UK Immigration laws for marriage

Written by gwen wark | 13/05/2017
UK Immigration laws for marriage
Getting married to a UK citizen and moving to the UK requires a visa. (wedding image by Mat Hayward from

The UK Border Agency (UKBA) is assigned to evaluate and grant (or refuse) visa applications, including applications for settlement that are made based on marriage to a UK citizen. These visa applications have a different set of criteria and laws compared to those used for work or student visas, since the points-based immigration system does not apply to these family-based applications. A potential immigrant into the UK under a family-based application must meet all of the criteria set out by UKBA for such applications, including age, finances, adequate accommodations and good character.


According to the UKBA guidance notes for husbands, wives and partners (INF4), applicants and their partners must be over the age of 21, even though the legal age for marriage in the UK is 18. The UK Home Office implemented this guideline to curtail the practice of forced marriages. Both partners must meet this age requirement in order for a visa to be granted. Section 277 of UKBA's immigration law makes no provisions for waivers, even if the couple was married outside of the UK, unless one partner is serving in Her Majesty's Armed Forces.

Financial Support

The couple's ability to support themselves and any dependents without access to public funds is another UK immigration law, found in section 281 (iv). UKBA immigration officers use their guidance notes to determine whether financial documentation provided with the application is adequate. Internal guidance note MAA8 (maintenance and accommodation: spouse/civil, partner/unmarried or same-sex partner) states that the ECO must be satisfied as to the ability of the couple to live without resorting to public funds. The note reminds officers to take into account the couple's ability to meet this income requirement together and to produce "reasonably firm plans for the forseeable future."

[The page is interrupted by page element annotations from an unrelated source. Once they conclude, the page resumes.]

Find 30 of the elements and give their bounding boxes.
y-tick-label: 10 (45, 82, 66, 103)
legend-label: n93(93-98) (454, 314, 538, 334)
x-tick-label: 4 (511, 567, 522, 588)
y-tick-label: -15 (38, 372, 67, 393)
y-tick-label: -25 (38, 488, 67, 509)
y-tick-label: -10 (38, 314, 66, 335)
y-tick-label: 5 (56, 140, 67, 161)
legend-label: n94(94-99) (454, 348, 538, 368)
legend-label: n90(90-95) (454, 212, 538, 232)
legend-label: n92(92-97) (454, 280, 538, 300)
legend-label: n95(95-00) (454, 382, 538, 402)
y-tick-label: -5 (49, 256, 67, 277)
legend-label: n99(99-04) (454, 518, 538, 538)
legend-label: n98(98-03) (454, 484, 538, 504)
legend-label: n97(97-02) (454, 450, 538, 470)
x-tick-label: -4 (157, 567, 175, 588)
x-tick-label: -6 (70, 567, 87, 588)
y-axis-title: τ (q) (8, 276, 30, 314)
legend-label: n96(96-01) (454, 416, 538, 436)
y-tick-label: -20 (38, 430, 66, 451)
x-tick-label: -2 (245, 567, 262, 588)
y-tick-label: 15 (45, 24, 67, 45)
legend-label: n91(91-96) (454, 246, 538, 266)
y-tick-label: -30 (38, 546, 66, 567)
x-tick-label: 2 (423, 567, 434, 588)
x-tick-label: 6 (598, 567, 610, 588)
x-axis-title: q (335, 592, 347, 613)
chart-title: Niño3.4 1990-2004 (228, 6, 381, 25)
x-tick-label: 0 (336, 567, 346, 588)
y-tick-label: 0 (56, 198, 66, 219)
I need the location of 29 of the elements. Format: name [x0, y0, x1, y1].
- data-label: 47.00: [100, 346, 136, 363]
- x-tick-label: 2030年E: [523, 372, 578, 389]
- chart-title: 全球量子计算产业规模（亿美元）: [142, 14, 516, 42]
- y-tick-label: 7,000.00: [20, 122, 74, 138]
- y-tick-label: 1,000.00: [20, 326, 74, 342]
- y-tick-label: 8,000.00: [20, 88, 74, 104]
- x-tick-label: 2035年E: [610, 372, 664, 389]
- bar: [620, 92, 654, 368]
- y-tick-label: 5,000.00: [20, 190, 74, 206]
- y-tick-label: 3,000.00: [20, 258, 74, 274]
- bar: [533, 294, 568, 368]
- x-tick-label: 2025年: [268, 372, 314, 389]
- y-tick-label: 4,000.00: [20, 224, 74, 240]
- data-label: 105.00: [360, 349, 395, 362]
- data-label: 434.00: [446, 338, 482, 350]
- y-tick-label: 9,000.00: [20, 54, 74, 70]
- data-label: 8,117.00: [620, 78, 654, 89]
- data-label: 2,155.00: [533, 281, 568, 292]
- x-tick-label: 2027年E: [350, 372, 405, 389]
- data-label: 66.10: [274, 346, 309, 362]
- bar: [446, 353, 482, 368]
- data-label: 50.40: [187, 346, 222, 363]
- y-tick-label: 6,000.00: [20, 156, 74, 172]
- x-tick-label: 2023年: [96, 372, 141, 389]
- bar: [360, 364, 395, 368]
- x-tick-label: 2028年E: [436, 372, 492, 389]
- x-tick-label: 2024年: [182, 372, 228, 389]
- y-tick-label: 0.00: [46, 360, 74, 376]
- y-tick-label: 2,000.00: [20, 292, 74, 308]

Adequate accommodations also need to be provided for the UK resident, her spouse and any dependents, as stated in internal guidance notes MAA11 to MAA13. Applicants need to provide documentation that housing has been secured, such as a rental agreement, mortgage statement or land registry document. If the home is occupied by others or rented, a statement is required from the current tenants or landlord confirming that the couple will have an area for their exclusive use. Further, UKBA officers are advised, "The onus is on the applicant to provide confirmation that there is no objection to an additional resident moving into the accommodation."